Martín Parra, “Espasmo”: El lenguaje poético y evocador del relato no nos ahorra la miseria de nuestro tiempo, las inseguridades, fobias y frustraciones del hombre de nuestro tiempo y, por tanto, del escritor de nuestro tiempo. Que sobrevive, en un mundo hostil que nada tiene de humano, como puede, haciendo uso de los paliativos a su alcance, desde ansiolíticos hasta todo tipo de muletas adictivas. Cualquier cosa con tal de encontrar el valor de salir cada día a su propia vida, a su propio escenario, aunque sea con la sensación de haberse colado en fiesta ajena, de ser inadecuado. Un hombre alienado, extraño de sí mismo, de su cuerpo y su mente, con los cuales mantiene conexión ya sólo mediante notas que regurgita: como si hubiese quedado reducido a una suerte de galletita sin suerte china. Y estamos tan desesperados que aceptamos cualquier remedio que el primer estafador nos quiera vender para recuperar el perdido equilibrio, como los participantes en la extraña de sesión de galvanismo que el texto describe. Con la pandemia hemos vuelto a ver cómo en periodos de incertidumbre y terror nos aferramos a lo irracional con extrema facilidad: queremos respuestas encillas a problemas complejos. Somos peones, marionetas en otras manos, unas que nos manejan a prudente distancia sin que ni siquiera nos demos cuenta, que recrean una función en la que no nos sentimos cómodos porque en realidad no es la nuestra.

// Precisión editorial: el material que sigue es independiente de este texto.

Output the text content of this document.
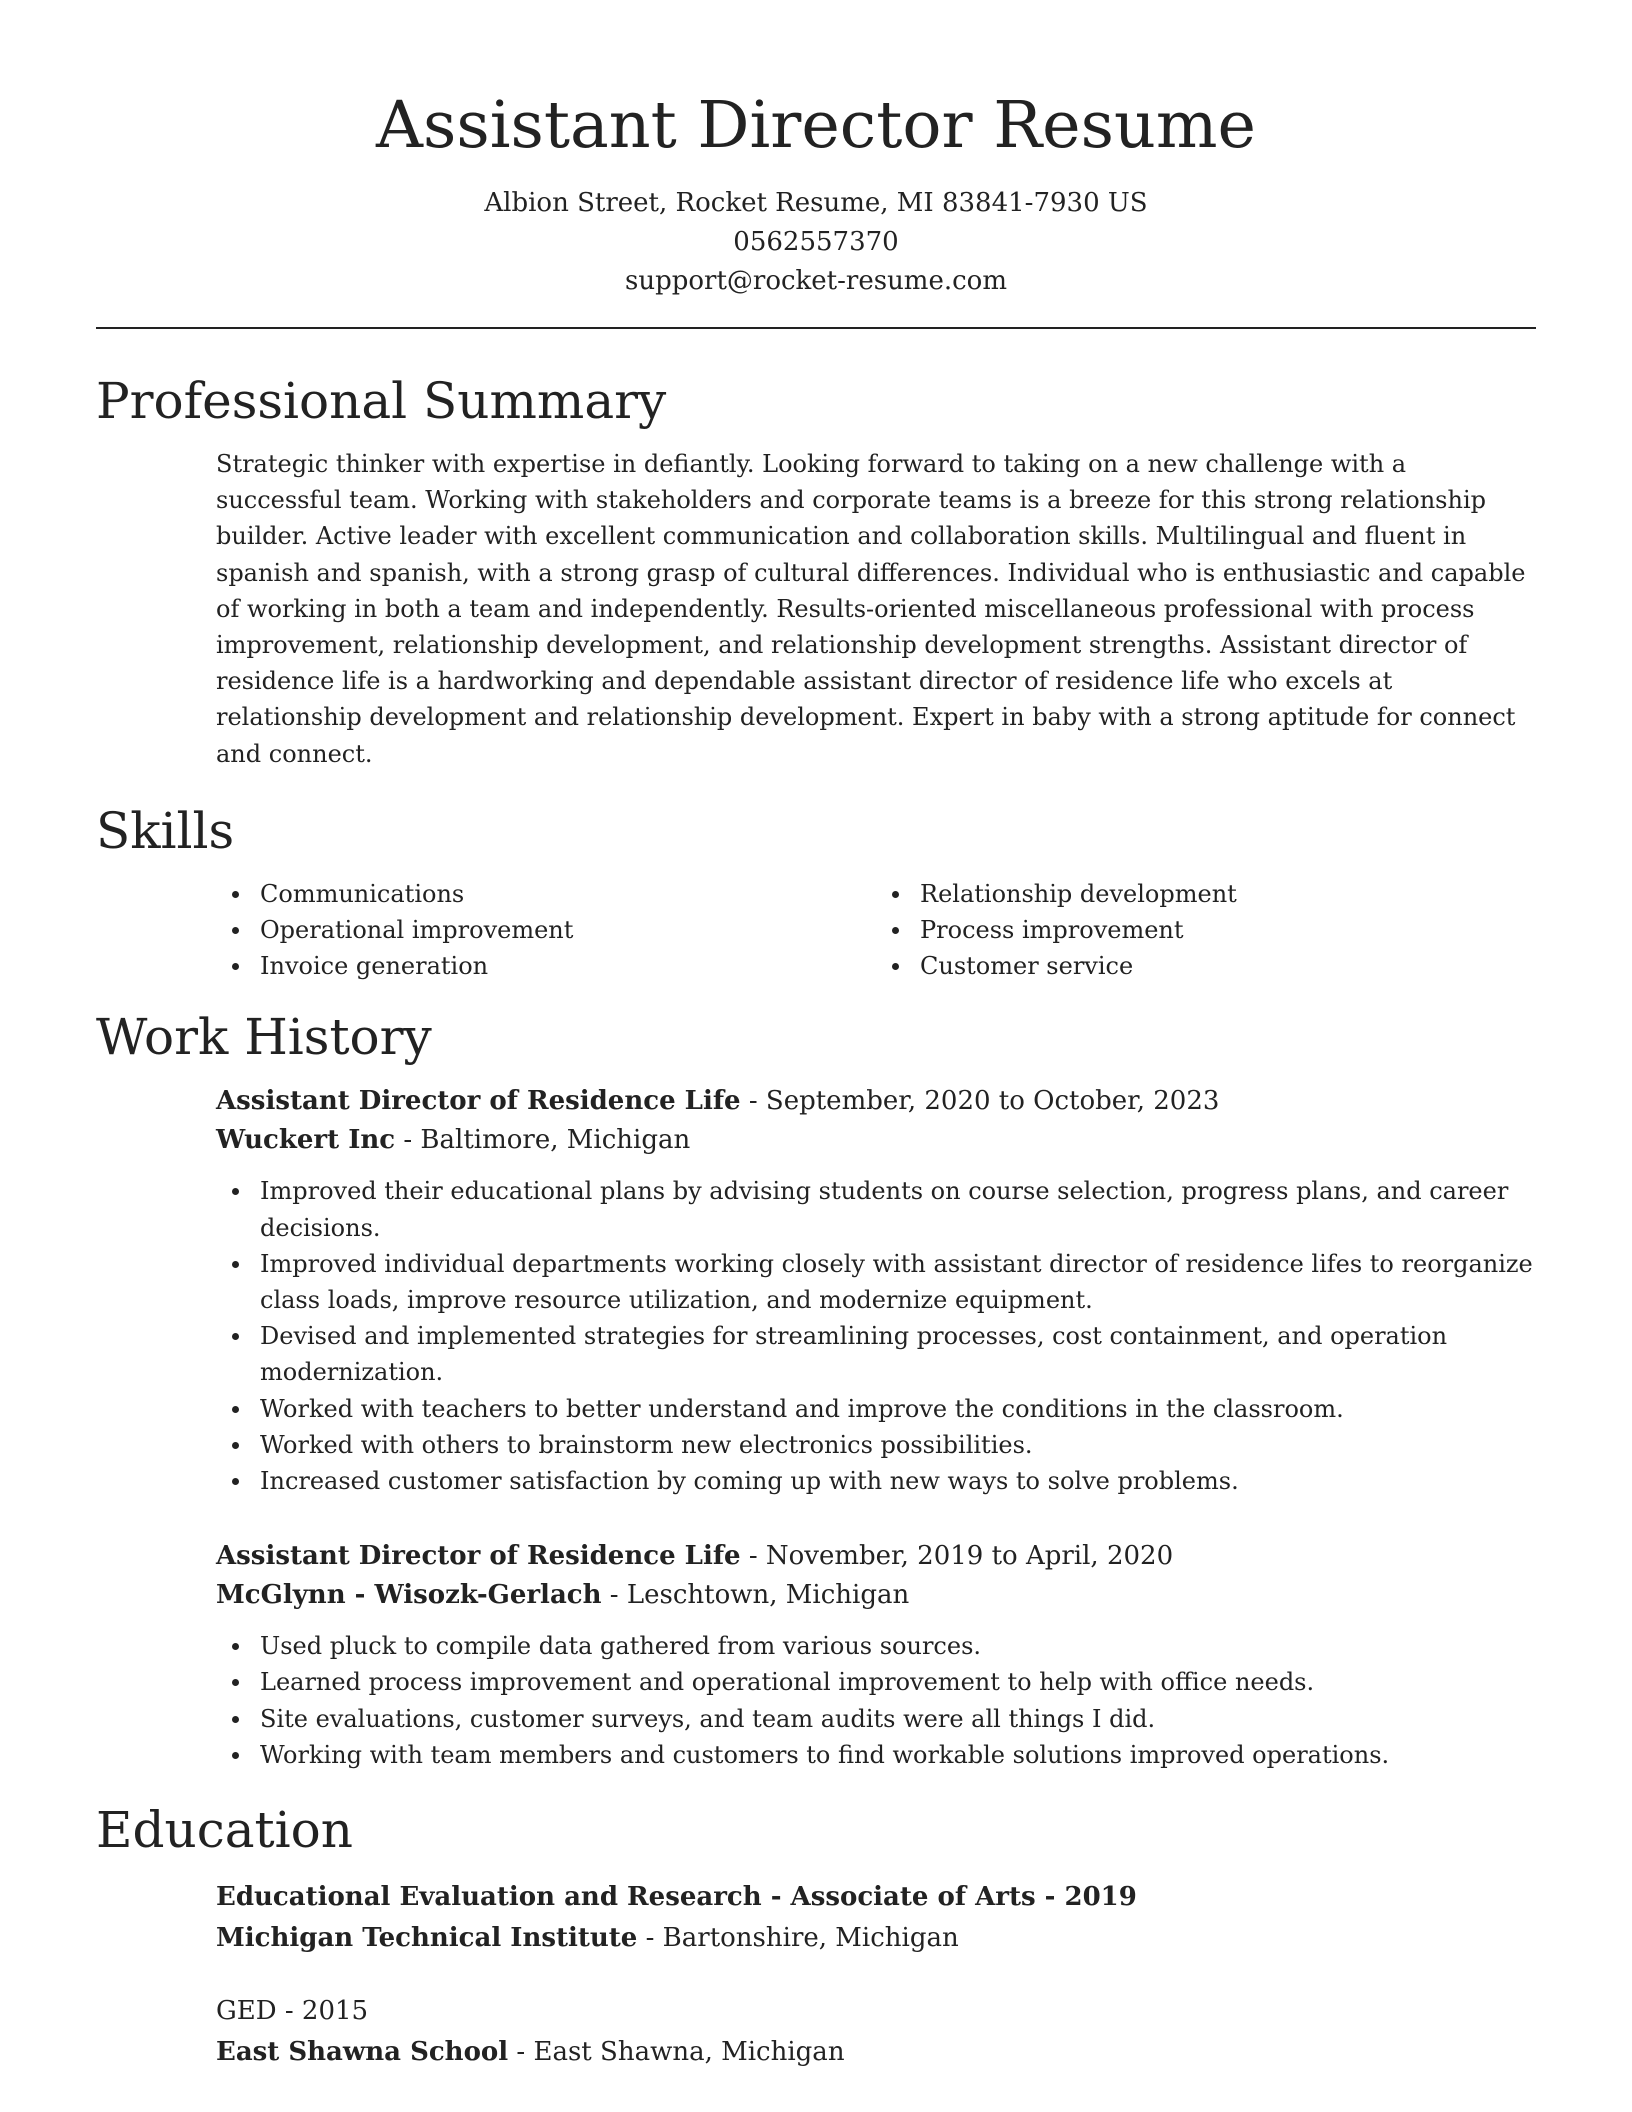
Assistant Director Resume
Albion Street, Rocket Resume, MI 83841-7930 US
0562557370
support@rocket-resume.com
Professional Summary

Strategic thinker with expertise in defiantly. Looking forward to taking on a new challenge with a successful team. Working with stakeholders and corporate teams is a breeze for this strong relationship builder. Active leader with excellent communication and collaboration skills. Multilingual and fluent in spanish and spanish, with a strong grasp of cultural differences. Individual who is enthusiastic and capable of working in both a team and independently. Results-oriented miscellaneous professional with process improvement, relationship development, and relationship development strengths. Assistant director of residence life is a hardworking and dependable assistant director of residence life who excels at relationship development and relationship development. Expert in baby with a strong aptitude for connect and connect.

Skills
Communications
Operational improvement
Invoice generation
Relationship development
Process improvement
Customer service
Work History
Assistant Director of Residence Life - September, 2020 to October, 2023
Wuckert Inc - Baltimore, Michigan
Improved their educational plans by advising students on course selection, progress plans, and career decisions.
Improved individual departments working closely with assistant director of residence lifes to reorganize class loads, improve resource utilization, and modernize equipment.
Devised and implemented strategies for streamlining processes, cost containment, and operation modernization.
Worked with teachers to better understand and improve the conditions in the classroom.
Worked with others to brainstorm new electronics possibilities.
Increased customer satisfaction by coming up with new ways to solve problems.
Assistant Director of Residence Life - November, 2019 to April, 2020
McGlynn - Wisozk-Gerlach - Leschtown, Michigan
Used pluck to compile data gathered from various sources.
Learned process improvement and operational improvement to help with office needs.
Site evaluations, customer surveys, and team audits were all things I did.
Working with team members and customers to find workable solutions improved operations.
Education
Educational Evaluation and Research - Associate of Arts - 2019
Michigan Technical Institute - Bartonshire, Michigan
GED - 2015
East Shawna School - East Shawna, Michigan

Eso mientras resultemos útiles y no estorbemos, mientras sigamos al rebaño dócilmente. Porque, de lo contrario, nos haremos peligrosos y perfectamente prescindibles.
Además de agradecer a Lorena Carbajo, fundadora y directora de la editorial Bala perdida, su arrojo a la hora de apostar por un género de asentada tradición en otros ámbitos literarios, el mundo anglosajón por ejemplo, pero no tan cultivado aún en el nuestro, se impone el reconocimiento hacia Martín Parra, antólogo y en buena medida padre de la criatura, por su excelente juicio y la delicada forma en la que ha sabido llevar a cabo su labor en esas sombras que nos hermanan. No menos gratitud debo, por la parte que me toca, a Guiomar González, autora de una portada elegante y sobria, una composición que inmediatamente nos evoca La pesadilla de Füssli y en la que advertimos reminiscencias, voluntarias o inconscientes, del arte micénico, de un mundo mediterráneo ancestral en el cual el caballo, compañero inseparable del hombre más allá de los límites de esta vida, convertido en temible psicopompo, nos conduce hasta el mismísimo infierno.
Únicamente puedo desearos que, si después de la advertencia todavía tenéis valor para devorarlo, el libro os proporcione felices pesadillas.